Biochemical 'Cambrian events': on the evolution of biological codes
- Published
- Accepted
- Subject Areas
- Biochemistry, Cell Biology, Evolutionary Studies, Molecular Biology
- Keywords
- chemical evolution, evolutionary dynamics, information theory, punctuated equilibrium
- Copyright
- © 2014 Wallace
- Licence
- This is an open access article distributed under the terms of the Creative Commons Attribution License, which permits unrestricted use, distribution, reproduction and adaptation in any medium and for any purpose provided that it is properly attributed. For attribution, the original author(s), title, publication source (PeerJ PrePrints) and either DOI or URL of the article must be cited.
- Cite this article
- 2014. Biochemical 'Cambrian events': on the evolution of biological codes. PeerJ PrePrints 2:e308v1 https://doi.org/10.7287/peerj.preprints.308v1
Abstract
Tlusty's topological analysis of the genetic code suggests ecosystem changes in available metabolic free energy that predated the aerobic transition enabled a punctuated sequence of increasingly complex genetic codes and protein translators, protein folding codes, and monosaccharide cell-surface codes.

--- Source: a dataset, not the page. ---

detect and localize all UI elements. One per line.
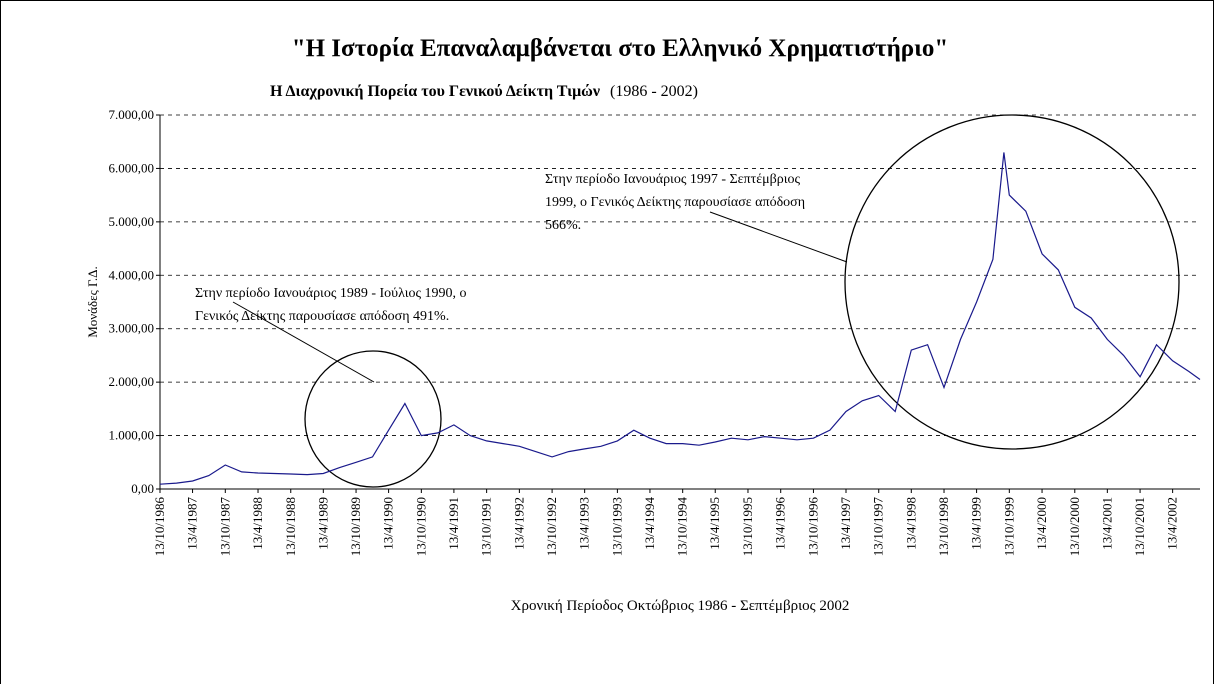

These coevolved via various 'Cambrian explosions' until, very early on, the ancestors of the present narrow spectrum of such biological machineries outcompeted other codings and became evolutionarily locked in at surprisingly modest levels of fitness likely reflecting a modest embedding metabolic free energy ecology. Thus biochemical 'Cambrian singularities' must have occurred at different scales and levels of organization on Earth, with competition or chance-selected outcomes frozen at a far earlier period than the physical bauplan Cambrian explosion. Beyond codes, other examples might include explosive variations in mechanisms of photosynthesis, and the subsequent manifold oxygen metabolisms. Intermediate between Cambrian bauplan and genetic code, variants remain today, even after evolutionary pruning, often protected in specialized ecological niches. It is even possible to interpret the most basic biological 'coding' from this perspective, i.e., homochirality. This suggests that, under other astrobiological ecologies, different spectra of biochemical codes and other mechanisms may survive in appropriate niches.